Brian Curless is an associate professor of Computer Science and Engineering at the University of Washington. He received the B.S. degree in Electrical Engineering from the University of Texas at Austin, and, after working for a year at SRI International as a research engineer, he earned his M.S. and Ph.D. degrees in Electrical Engineering from Stanford University. Curless received a university-wide Outstanding Teaching Award while at Stanford, has been nominated for Washington's university-wide teaching award, and has co-organized and co-taught courses on 3D Photography at CVPR and SIGGRAPH. His research interests span several areas of computer vision and graphics, with emphasis on capturing and modeling shape and appearance.

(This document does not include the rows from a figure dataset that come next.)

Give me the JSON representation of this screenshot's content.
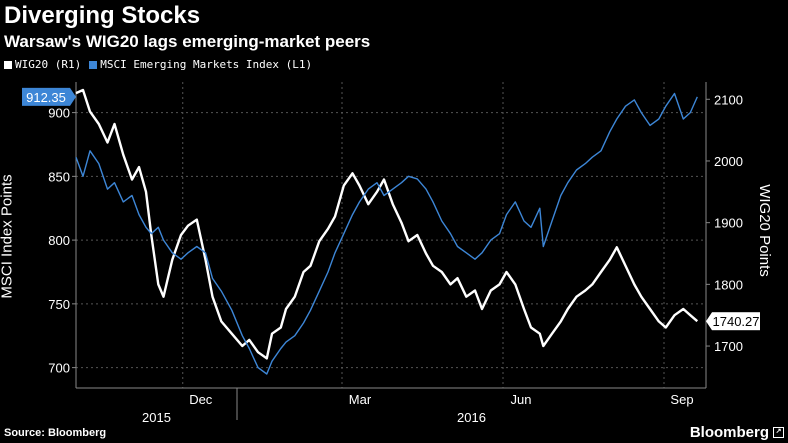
{
  "header": {
    "title": "Diverging Stocks",
    "subtitle": "Warsaw's WIG20 lags emerging-market peers"
  },
  "legend": {
    "items": [
      {
        "label": "WIG20 (R1)",
        "color": "#ffffff"
      },
      {
        "label": "MSCI Emerging Markets Index (L1)",
        "color": "#3d86d6"
      }
    ]
  },
  "footer": {
    "source": "Source: Bloomberg",
    "brand": "Bloomberg",
    "brand_icon": "bloomberg-terminal-icon"
  },
  "chart_data": {
    "type": "line",
    "left_axis": {
      "label": "MSCI Index Points",
      "ticks": [
        700,
        750,
        800,
        850,
        900
      ],
      "range": [
        684,
        924
      ]
    },
    "right_axis": {
      "label": "WIG20 Points",
      "ticks": [
        1700,
        1800,
        1900,
        2000,
        2100
      ],
      "range": [
        1632,
        2128
      ]
    },
    "x_axis": {
      "month_labels": [
        "Dec",
        "Mar",
        "Jun",
        "Sep"
      ],
      "year_labels": [
        "2015",
        "2016"
      ],
      "range": [
        "2015-10-01",
        "2016-09-25"
      ]
    },
    "grid": true,
    "series": [
      {
        "name": "WIG20",
        "axis": "right",
        "color": "#ffffff",
        "last_value_label": "1740.27",
        "points": [
          [
            "2015-10-01",
            2110
          ],
          [
            "2015-10-05",
            2115
          ],
          [
            "2015-10-09",
            2080
          ],
          [
            "2015-10-14",
            2060
          ],
          [
            "2015-10-19",
            2030
          ],
          [
            "2015-10-23",
            2060
          ],
          [
            "2015-10-28",
            2010
          ],
          [
            "2015-11-02",
            1970
          ],
          [
            "2015-11-06",
            1990
          ],
          [
            "2015-11-10",
            1950
          ],
          [
            "2015-11-13",
            1880
          ],
          [
            "2015-11-17",
            1800
          ],
          [
            "2015-11-20",
            1780
          ],
          [
            "2015-11-25",
            1840
          ],
          [
            "2015-11-30",
            1880
          ],
          [
            "2015-12-04",
            1895
          ],
          [
            "2015-12-09",
            1905
          ],
          [
            "2015-12-14",
            1840
          ],
          [
            "2015-12-18",
            1780
          ],
          [
            "2015-12-23",
            1740
          ],
          [
            "2015-12-29",
            1720
          ],
          [
            "2016-01-04",
            1700
          ],
          [
            "2016-01-08",
            1710
          ],
          [
            "2016-01-13",
            1690
          ],
          [
            "2016-01-18",
            1680
          ],
          [
            "2016-01-21",
            1720
          ],
          [
            "2016-01-26",
            1730
          ],
          [
            "2016-01-29",
            1760
          ],
          [
            "2016-02-03",
            1780
          ],
          [
            "2016-02-08",
            1820
          ],
          [
            "2016-02-12",
            1830
          ],
          [
            "2016-02-17",
            1870
          ],
          [
            "2016-02-22",
            1890
          ],
          [
            "2016-02-26",
            1910
          ],
          [
            "2016-03-02",
            1960
          ],
          [
            "2016-03-07",
            1980
          ],
          [
            "2016-03-11",
            1960
          ],
          [
            "2016-03-16",
            1930
          ],
          [
            "2016-03-21",
            1950
          ],
          [
            "2016-03-25",
            1970
          ],
          [
            "2016-03-30",
            1930
          ],
          [
            "2016-04-04",
            1900
          ],
          [
            "2016-04-08",
            1870
          ],
          [
            "2016-04-13",
            1880
          ],
          [
            "2016-04-18",
            1850
          ],
          [
            "2016-04-22",
            1830
          ],
          [
            "2016-04-27",
            1820
          ],
          [
            "2016-05-02",
            1800
          ],
          [
            "2016-05-06",
            1810
          ],
          [
            "2016-05-11",
            1780
          ],
          [
            "2016-05-16",
            1790
          ],
          [
            "2016-05-20",
            1760
          ],
          [
            "2016-05-25",
            1790
          ],
          [
            "2016-05-30",
            1800
          ],
          [
            "2016-06-03",
            1820
          ],
          [
            "2016-06-08",
            1800
          ],
          [
            "2016-06-13",
            1760
          ],
          [
            "2016-06-17",
            1730
          ],
          [
            "2016-06-22",
            1720
          ],
          [
            "2016-06-24",
            1700
          ],
          [
            "2016-06-29",
            1720
          ],
          [
            "2016-07-04",
            1740
          ],
          [
            "2016-07-08",
            1760
          ],
          [
            "2016-07-13",
            1780
          ],
          [
            "2016-07-18",
            1790
          ],
          [
            "2016-07-22",
            1800
          ],
          [
            "2016-07-27",
            1820
          ],
          [
            "2016-08-01",
            1840
          ],
          [
            "2016-08-05",
            1860
          ],
          [
            "2016-08-10",
            1830
          ],
          [
            "2016-08-15",
            1800
          ],
          [
            "2016-08-19",
            1780
          ],
          [
            "2016-08-24",
            1760
          ],
          [
            "2016-08-29",
            1740
          ],
          [
            "2016-09-02",
            1730
          ],
          [
            "2016-09-07",
            1750
          ],
          [
            "2016-09-12",
            1760
          ],
          [
            "2016-09-16",
            1750
          ],
          [
            "2016-09-20",
            1740.27
          ]
        ]
      },
      {
        "name": "MSCI Emerging Markets Index",
        "axis": "left",
        "color": "#3d86d6",
        "last_value_label": "912.35",
        "points": [
          [
            "2015-10-01",
            865
          ],
          [
            "2015-10-05",
            850
          ],
          [
            "2015-10-09",
            870
          ],
          [
            "2015-10-14",
            860
          ],
          [
            "2015-10-19",
            840
          ],
          [
            "2015-10-23",
            845
          ],
          [
            "2015-10-28",
            830
          ],
          [
            "2015-11-02",
            835
          ],
          [
            "2015-11-06",
            820
          ],
          [
            "2015-11-10",
            810
          ],
          [
            "2015-11-13",
            805
          ],
          [
            "2015-11-17",
            810
          ],
          [
            "2015-11-20",
            800
          ],
          [
            "2015-11-25",
            790
          ],
          [
            "2015-11-30",
            785
          ],
          [
            "2015-12-04",
            790
          ],
          [
            "2015-12-09",
            795
          ],
          [
            "2015-12-14",
            790
          ],
          [
            "2015-12-18",
            770
          ],
          [
            "2015-12-23",
            760
          ],
          [
            "2015-12-29",
            745
          ],
          [
            "2016-01-04",
            725
          ],
          [
            "2016-01-08",
            715
          ],
          [
            "2016-01-13",
            700
          ],
          [
            "2016-01-18",
            695
          ],
          [
            "2016-01-21",
            705
          ],
          [
            "2016-01-26",
            715
          ],
          [
            "2016-01-29",
            720
          ],
          [
            "2016-02-03",
            725
          ],
          [
            "2016-02-08",
            735
          ],
          [
            "2016-02-12",
            745
          ],
          [
            "2016-02-17",
            760
          ],
          [
            "2016-02-22",
            775
          ],
          [
            "2016-02-26",
            790
          ],
          [
            "2016-03-02",
            805
          ],
          [
            "2016-03-07",
            820
          ],
          [
            "2016-03-11",
            830
          ],
          [
            "2016-03-16",
            840
          ],
          [
            "2016-03-21",
            845
          ],
          [
            "2016-03-25",
            835
          ],
          [
            "2016-03-30",
            840
          ],
          [
            "2016-04-04",
            845
          ],
          [
            "2016-04-08",
            850
          ],
          [
            "2016-04-13",
            848
          ],
          [
            "2016-04-18",
            840
          ],
          [
            "2016-04-22",
            830
          ],
          [
            "2016-04-27",
            815
          ],
          [
            "2016-05-02",
            805
          ],
          [
            "2016-05-06",
            795
          ],
          [
            "2016-05-11",
            790
          ],
          [
            "2016-05-16",
            785
          ],
          [
            "2016-05-20",
            790
          ],
          [
            "2016-05-25",
            800
          ],
          [
            "2016-05-30",
            805
          ],
          [
            "2016-06-03",
            820
          ],
          [
            "2016-06-08",
            830
          ],
          [
            "2016-06-13",
            815
          ],
          [
            "2016-06-17",
            810
          ],
          [
            "2016-06-22",
            825
          ],
          [
            "2016-06-24",
            795
          ],
          [
            "2016-06-29",
            815
          ],
          [
            "2016-07-04",
            835
          ],
          [
            "2016-07-08",
            845
          ],
          [
            "2016-07-13",
            855
          ],
          [
            "2016-07-18",
            860
          ],
          [
            "2016-07-22",
            865
          ],
          [
            "2016-07-27",
            870
          ],
          [
            "2016-08-01",
            885
          ],
          [
            "2016-08-05",
            895
          ],
          [
            "2016-08-10",
            905
          ],
          [
            "2016-08-15",
            910
          ],
          [
            "2016-08-19",
            900
          ],
          [
            "2016-08-24",
            890
          ],
          [
            "2016-08-29",
            895
          ],
          [
            "2016-09-02",
            905
          ],
          [
            "2016-09-07",
            915
          ],
          [
            "2016-09-12",
            895
          ],
          [
            "2016-09-16",
            900
          ],
          [
            "2016-09-20",
            912.35
          ]
        ]
      }
    ]
  }
}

Harry Shum received his Ph.D. in robotics from the School of Computer Science, Carnegie Mellon University in 1996. He worked as a researcher for three years in the vision technology group at Microsoft Research Redmond. In 1999, he moved to Microsoft Research Asia where he is currently a senior researcher and the assistant managing director. His research interests include computer vision, computer graphics, human computer interaction, pattern recognition, statistical learning and robotics. He is the General Co-Chair of Tenth International Conference on Computer Vision (ICCV 2005 Beijing).
Richard Szeliski is a Senior Researcher in the Interactive Visual Media Group at Microsoft Research, where he is pursuing research in 3-D computer vision, video scene analysis, and image-based rendering. He received a Ph. D. degree in Computer Science from Carnegie Mellon University, Pittsburgh, in 1988. Dr. Szeliski has published over 100 research papers in computer vision, computer graphics, medical imaging, neural nets, and parallel numerical algorithms, as well as the book Bayesian Modeling of Uncertainty in Low-Level Vision. He is on the editorial board of the International Journal of Computer Vision, and served as Program Chair for ICCV'2001, organizer of the ICCV'99 Workshop on Vision Algorithms, and Associate Editor of the IEEE Transactions on Pattern Analysis and Machine Intelligence.